Pruver certifies people's identities (e.g. they're a Warwick student), without revealing anything else.
Why?
There are many use cases for Pruver. It was designed for solving problems with feedback surveys:
We want people to be anonymous, so they can be entirely honest in their answers.
We want to be sure the same person can't submit multiple times.
We want to target a specific group (e.g. just 2nd year Warwick CS students).
How do I use it?
You generate a link, and share it with people you want to verify
People visit the link and verify their identity (e.g. login to their Warwick account).
They give you the code, e.g. by copy-and-pasting it into a survey.
You can verify this code and extract the data from it
How does this work?
Our system takes the user to the login page of the necessary provider (e.g. Warwick University).
When they login, they're taken back to Pruver which compiles the requested data and signs it.
Cryptographically signing the data uses clever mathematics to prevent anyone else forging a code.

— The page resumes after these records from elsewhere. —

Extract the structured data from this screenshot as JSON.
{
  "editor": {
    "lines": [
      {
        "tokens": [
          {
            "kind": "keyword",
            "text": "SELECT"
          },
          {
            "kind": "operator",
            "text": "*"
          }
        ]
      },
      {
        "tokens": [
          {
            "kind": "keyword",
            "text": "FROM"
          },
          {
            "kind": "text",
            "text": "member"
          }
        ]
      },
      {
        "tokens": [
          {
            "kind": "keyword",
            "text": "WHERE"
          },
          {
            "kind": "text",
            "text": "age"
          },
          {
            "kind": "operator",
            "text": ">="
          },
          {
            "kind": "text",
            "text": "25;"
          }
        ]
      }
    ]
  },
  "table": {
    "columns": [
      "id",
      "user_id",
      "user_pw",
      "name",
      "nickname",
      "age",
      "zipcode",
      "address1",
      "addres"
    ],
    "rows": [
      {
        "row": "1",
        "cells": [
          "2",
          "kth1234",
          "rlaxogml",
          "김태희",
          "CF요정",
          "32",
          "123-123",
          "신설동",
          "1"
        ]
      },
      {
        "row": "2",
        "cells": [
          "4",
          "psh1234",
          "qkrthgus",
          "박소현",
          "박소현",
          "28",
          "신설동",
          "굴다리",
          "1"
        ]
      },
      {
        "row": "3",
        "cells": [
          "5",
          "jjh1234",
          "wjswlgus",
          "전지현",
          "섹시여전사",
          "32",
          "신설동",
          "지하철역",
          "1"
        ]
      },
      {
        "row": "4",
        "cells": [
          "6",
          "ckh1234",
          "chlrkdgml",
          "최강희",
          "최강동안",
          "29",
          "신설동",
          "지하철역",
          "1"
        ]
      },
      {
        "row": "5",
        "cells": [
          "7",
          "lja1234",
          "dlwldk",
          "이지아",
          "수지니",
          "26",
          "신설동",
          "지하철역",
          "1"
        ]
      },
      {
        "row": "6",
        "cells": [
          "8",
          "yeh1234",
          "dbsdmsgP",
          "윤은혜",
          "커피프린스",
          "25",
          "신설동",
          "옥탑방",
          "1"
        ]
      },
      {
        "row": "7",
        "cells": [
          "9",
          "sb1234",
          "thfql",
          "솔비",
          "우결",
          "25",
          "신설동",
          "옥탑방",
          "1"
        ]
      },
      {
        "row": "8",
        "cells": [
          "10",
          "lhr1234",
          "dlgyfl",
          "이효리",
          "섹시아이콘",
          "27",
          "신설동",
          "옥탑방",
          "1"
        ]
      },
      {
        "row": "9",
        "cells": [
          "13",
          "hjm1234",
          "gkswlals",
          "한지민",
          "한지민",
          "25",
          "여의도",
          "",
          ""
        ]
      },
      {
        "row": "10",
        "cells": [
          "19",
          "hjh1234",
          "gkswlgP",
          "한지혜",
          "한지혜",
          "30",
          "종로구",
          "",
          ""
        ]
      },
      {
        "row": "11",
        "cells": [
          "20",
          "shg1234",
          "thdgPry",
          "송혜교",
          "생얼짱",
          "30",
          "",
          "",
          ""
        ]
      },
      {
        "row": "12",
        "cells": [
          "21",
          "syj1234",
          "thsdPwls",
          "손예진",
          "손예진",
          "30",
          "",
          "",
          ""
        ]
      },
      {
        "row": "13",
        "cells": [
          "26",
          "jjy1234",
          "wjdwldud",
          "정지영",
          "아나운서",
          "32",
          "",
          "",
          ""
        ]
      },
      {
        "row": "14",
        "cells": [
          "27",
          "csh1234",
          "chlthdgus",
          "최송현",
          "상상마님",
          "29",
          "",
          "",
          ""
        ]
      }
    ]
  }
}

It can also generate a uniqueId by scrambling the user's ID with a seed of your choice. This can be used to prevent duplicate submissions.
Want more detail? See the technical explanation (and the code) on GitHub.
FAQs
Why not use IP addresses?
Checking IP addresses doesn't work with students as they usually live with flatmates who we don't want to exclude, and it's easy to circumvent with a proxy or VPN. Also, doesn't certify submissions are from a particular group (e.g. CS students only).
What prevents someone with access to the code reusing it in the future?
Generated codes contain a reference and seed which Pruver will include in the signed body. This means you know the user specifically certified themselves for that reference and seed - we recommend using a new seed for each survey.